# taz.de -- Recyclingziele für Kunststoff: Feenstaub trennt Plastikmüll
       
       > Wohin mit altem Kunststoff? Das Freiburger Unternehmen Polysecure
       > vereinfacht das Recycling, indem es frühzeitig Marker einsetzt.
       
 (IMG) Bild: Kunststoffpellets: Die große Kunst ist, eine sortenreine Sortierung hinzubekommen
       
       Freiburg taz | Plastik sortenrein trennen – das soll eine neue Technik
       ermöglichen, die die Freiburger Firma Polysecure gerade entwickelt. Das
       Verfahren setzt nicht erst in der Sortieranlage an: Verpackungen sollen
       bereits in der Produktion mit dem Aufdruck eine winzige Markierung mit
       einem fluoreszierenden Stoff erhalten, die später eine schnelle und
       zuverlässige Trennung aus dem Abfallstrom ermöglicht.
       
       Bislang ist es gerade einmal möglich, verschiedene Kunststoffarten wie
       Polyethylen und Polypropylen zu trennen. Doch damit ist noch nicht viel
       gewonnen. Unterschiedliche Weichmacher oder Stabilisatoren sorgen dafür,
       dass es so viele verschiedene Sorten von Polyethylen gibt, dass hochwertige
       Kunststoffe nicht aus einer Mischung dieser Sorten zu produzieren sind.
       
       Will man die Kunststoff-Recyclingquote – wie von der Bundesregierung
       angepeilt – bis 2022 auf 63 Prozent steigern, muss also ein Verfahren her,
       das nur exakt identische Kunststoffe zusammenführt. Und ein solches hat
       Polysecure erarbeitet.
       
       ## Individuell fluoreszierende Markierung
       
       Bei den Markern, die das Unternehmen einsetzt, handelt es sich um einen
       mineralähnlichen Stoff auf Basis des Elements Yttrium.
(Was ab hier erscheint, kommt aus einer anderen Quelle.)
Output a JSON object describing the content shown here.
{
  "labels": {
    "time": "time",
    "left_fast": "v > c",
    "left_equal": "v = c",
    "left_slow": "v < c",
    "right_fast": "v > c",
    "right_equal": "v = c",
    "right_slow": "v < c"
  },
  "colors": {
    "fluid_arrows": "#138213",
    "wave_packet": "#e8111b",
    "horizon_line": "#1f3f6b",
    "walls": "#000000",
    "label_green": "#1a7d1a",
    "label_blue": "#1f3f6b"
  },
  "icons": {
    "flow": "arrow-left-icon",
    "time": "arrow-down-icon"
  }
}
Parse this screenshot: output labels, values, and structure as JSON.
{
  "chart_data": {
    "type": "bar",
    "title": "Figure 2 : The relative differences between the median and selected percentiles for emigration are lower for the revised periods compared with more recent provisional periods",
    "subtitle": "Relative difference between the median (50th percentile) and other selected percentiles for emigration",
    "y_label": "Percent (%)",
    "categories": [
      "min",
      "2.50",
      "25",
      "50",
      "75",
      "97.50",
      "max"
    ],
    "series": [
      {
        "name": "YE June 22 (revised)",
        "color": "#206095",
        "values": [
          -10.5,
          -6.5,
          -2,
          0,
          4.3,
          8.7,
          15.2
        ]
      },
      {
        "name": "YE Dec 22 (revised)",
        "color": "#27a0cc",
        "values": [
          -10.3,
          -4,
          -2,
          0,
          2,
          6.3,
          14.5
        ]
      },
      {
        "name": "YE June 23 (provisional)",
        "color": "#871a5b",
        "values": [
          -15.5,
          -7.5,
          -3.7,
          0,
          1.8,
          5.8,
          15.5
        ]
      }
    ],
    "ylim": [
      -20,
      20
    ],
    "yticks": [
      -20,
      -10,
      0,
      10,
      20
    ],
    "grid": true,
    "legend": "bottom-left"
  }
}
Bringt man gezielt
       Fremdatome in die Kristallstruktur ein, erhält man eine individuelle
       Fluoreszenz.
       
       Wie der Stoff auftreffendes Licht in unterschiedlichen Farben
       zurückstrahlt, führt Firmenchef Jochen Moesslein, der Physiker und
       Betriebswirt zugleich ist, anschaulich vor: Er richtet einen Infrarotlaser
       auf verschiedene Proben des gräulichen Markerpulvers. Eine leuchtet in
       hellem Grün, eine andere bläulich-violett. Bislang schaffe man 45
       eindeutige Farbcodes, sagt der Unternehmer.
       
       Ganz neu ist das Verfahren auch für Polysecure nicht – zum Schutz vor
       Plagiaten werde es bereits eingesetzt, sagt der Firmenchef. Er berichtet
       von einem Unternehmen, das immer wieder minderwertige Ware von Kunden
       zugeschickt bekam, aber schwer nachweisen konnte, dass die Retouren nur
       Plagiate waren. Heute wird die Originalware markiert, Produktfälschungen
       fliegen sofort auf.
       
       Beeindruckend sind die geringen Mengen, die nötig sind: „Wir machen
       Versuche mit 100 Mikrogramm pro Verpackung“, sagt Moesslein. Das ist ein
       zehntausendstel Gramm. Von „Feenstaub“ schrieb einmal ein
       Wirtschaftsmagazin. Der Marker sei chemisch kaum reaktiv, nicht
       wasserlöslich und bis 800 Grad temperaturstabil. Er könne der Druckfarbe
       beigemischt werden, und zum Beispiel auf der weißen Fläche des Barcodes der
       Verpackung aufgebracht werden.
       
       ## Nicht mit Nanopartikeln zu verwechseln
       
       Eine Feststellung ist Moesslein dabei wichtig: Polysecure arbeite nicht mit
       Nanopartikeln. So bezeichnet man Teilchen, deren Durchmesser unter 100
       Nanometern liegt. Die Wirkung solcher Substanzen auf Mensch und Natur ist
       noch unklar; die kleinsten unter den industriell verfügbaren Nanopartikeln
       sind sogar so winzig, dass sie durch die Haut in den Körper eindringen.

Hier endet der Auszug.